Turkish Foreign Minister Mevlüt Çavuşoğlu made a rare visit to Israel on Wednesday, in fact he was the first senior Turkish official to visit Jerusalem in 15 years, and pledged to improve relations between the two countries.
“We are determined to increase our trade volume and economic cooperation. It is mutually beneficial,” Çavuşoğlu said, calling it “very promising” that their bilateral trade surpassed $8 billion last year.
“We agreed to bring new synergy to our bilateral relations in many fields and establish different mechanisms from now on,” he added.
Çavuşoğlu’s counterpart, Israeli Foreign Minister Yair Lapid, praised the meeting, noting that the two nations had always managed to stay friendly ever since Turkey became the first Muslim nation to recognise Israel’s existence in 1949.
We won’t pretend that our relationship has not seen its ups and downs. But we remember that Turkey was the first Muslim nation to recognize Israel, back in 1949. And we have always known how to return to dialogue and cooperation. pic.twitter.com/m2P4VU110t
— יאיר לפיד – Yair Lapid🟠 (@yairlapid) May 25, 2022
“Nations with long histories always know how to close one chapter and open a new one. That is what we are doing here today,” Lapid said.

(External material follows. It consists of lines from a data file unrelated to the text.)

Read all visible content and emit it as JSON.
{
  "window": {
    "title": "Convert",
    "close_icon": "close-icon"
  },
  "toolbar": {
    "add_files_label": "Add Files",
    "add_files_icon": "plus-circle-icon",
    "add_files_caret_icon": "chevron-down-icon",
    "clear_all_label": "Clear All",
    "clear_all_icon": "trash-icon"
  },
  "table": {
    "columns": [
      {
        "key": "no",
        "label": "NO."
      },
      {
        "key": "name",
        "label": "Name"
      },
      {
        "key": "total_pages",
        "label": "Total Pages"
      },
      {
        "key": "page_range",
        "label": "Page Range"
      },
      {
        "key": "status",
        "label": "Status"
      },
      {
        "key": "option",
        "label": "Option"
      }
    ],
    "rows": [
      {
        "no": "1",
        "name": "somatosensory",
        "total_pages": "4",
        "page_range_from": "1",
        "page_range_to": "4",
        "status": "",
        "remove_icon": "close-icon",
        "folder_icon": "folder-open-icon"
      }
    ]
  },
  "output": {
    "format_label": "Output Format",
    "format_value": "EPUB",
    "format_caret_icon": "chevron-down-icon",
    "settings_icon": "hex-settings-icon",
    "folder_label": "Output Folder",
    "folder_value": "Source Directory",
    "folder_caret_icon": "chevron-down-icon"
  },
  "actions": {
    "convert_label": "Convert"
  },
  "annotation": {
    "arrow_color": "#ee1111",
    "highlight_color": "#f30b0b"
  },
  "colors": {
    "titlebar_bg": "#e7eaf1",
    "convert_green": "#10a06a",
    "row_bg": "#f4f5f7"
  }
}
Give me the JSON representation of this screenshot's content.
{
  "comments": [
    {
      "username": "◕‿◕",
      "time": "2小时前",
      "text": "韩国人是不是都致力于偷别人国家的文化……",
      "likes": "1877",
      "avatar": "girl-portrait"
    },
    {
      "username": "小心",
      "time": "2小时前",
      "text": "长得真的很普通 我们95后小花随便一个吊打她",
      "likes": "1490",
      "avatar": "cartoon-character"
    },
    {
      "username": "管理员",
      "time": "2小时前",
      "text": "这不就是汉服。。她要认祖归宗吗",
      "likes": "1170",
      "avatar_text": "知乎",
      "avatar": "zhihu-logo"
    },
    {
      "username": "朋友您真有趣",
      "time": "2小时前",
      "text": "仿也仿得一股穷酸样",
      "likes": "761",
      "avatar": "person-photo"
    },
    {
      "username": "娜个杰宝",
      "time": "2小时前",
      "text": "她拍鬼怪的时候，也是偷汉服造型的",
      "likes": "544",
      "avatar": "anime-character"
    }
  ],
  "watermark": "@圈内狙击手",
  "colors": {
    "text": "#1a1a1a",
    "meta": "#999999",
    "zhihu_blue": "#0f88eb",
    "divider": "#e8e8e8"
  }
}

Turkey was home to about 86,000 Jews, most of whom were descendants of the Sephardic Jews who were expelled from Spain in the 15th century. However, by the early 1950s, nearly three-quarters had emigrated to Israel.
“Beyond diplomacy, Israelis simply love Turkey,” Lapid said. “Every day dozens of flights leave Israel for Turkey with thousands of Israelis who love your culture, your music, your beautiful beaches and colourful bazaars.”
Lapid said he and Çavuşoğlu pledged to “relaunch our Joint Economic Commission and to begin working on a new civil aviation agreement between our countries.”
However, no mention was made of restoring envoys. Turkey expelled the Israeli ambassador in May 2018 in response to Israel’s use of deadly force against Palestinians in Gaza who demonstrated near the border fence in a movement against the Israeli blockade called the Great March of Return.
Between its start in March 2018 and its end in December 2019, 223 Gazans were killed by Israeli snipers and more than 9,200 were injured by Israeli gunfire, tear gas, or shrapnel, according to Israeli human rights group B’Tselem.
In response to its diplomat’s expulsion and humiliation, Israel did the same to the Turkish envoy in Tel Aviv.
Turkey and Israel have a number of areas where their foreign policies are similar, including opposition to Iran’s nuclear program and to the government of Syrian President Bashar al-Assad, but that ends when it comes to the Palestinians, who continue to enjoy strong support from Ankara.
The day before visiting Lapid, Çavuşoğlu stopped in Ramallah, headquarters of the Palestinian National Authority in the West Bank, to meet with his PNA counterpart, Riad al-Maliki.
“Our support for the Palestinian cause is completely independent of the course of our relations with Israel,” the Turkish diplomat said, according to the Palestinian news agency WAFA.
Çavuşoğlu said that his country “stands with Palestine and Palestinians in their struggle for an independent and sovereign state.”
He went on to say that he supports the creation of a Palestinian state along the lines of the pre-1967 borders, before Israel captured East Jerusalem and declared it the country’s “reunited” capital.
He also condemned the Israeli violence at Al-Aqsa mosque in Jerusalem and paid the holy site a visit.
Next week, on the anniversary of Israel’s capturing of the city, the government has approved a provocative “Flag March” by far-right groups that have called for the ethnic cleansing of non-Jews from Israel and the destruction of the Dome of the Rock, a holy Muslim shrine inside Al-Aqsa.
In addition to its support for the West Bank-based PNA, Turkey has long financed projects in Gaza, which has been under Israeli siege since Hamas came to power there in 2006.
The Turkish Cooperation and Coordination Agency (TİKA) has built a much-needed hospital in Gaza and financed construction of an olive oil pressing factory that benefits 3,500 Gaza farmers.
This is addition to helping with housing reconstruction projects in the wake of Israeli bombardments in the densely populated territory.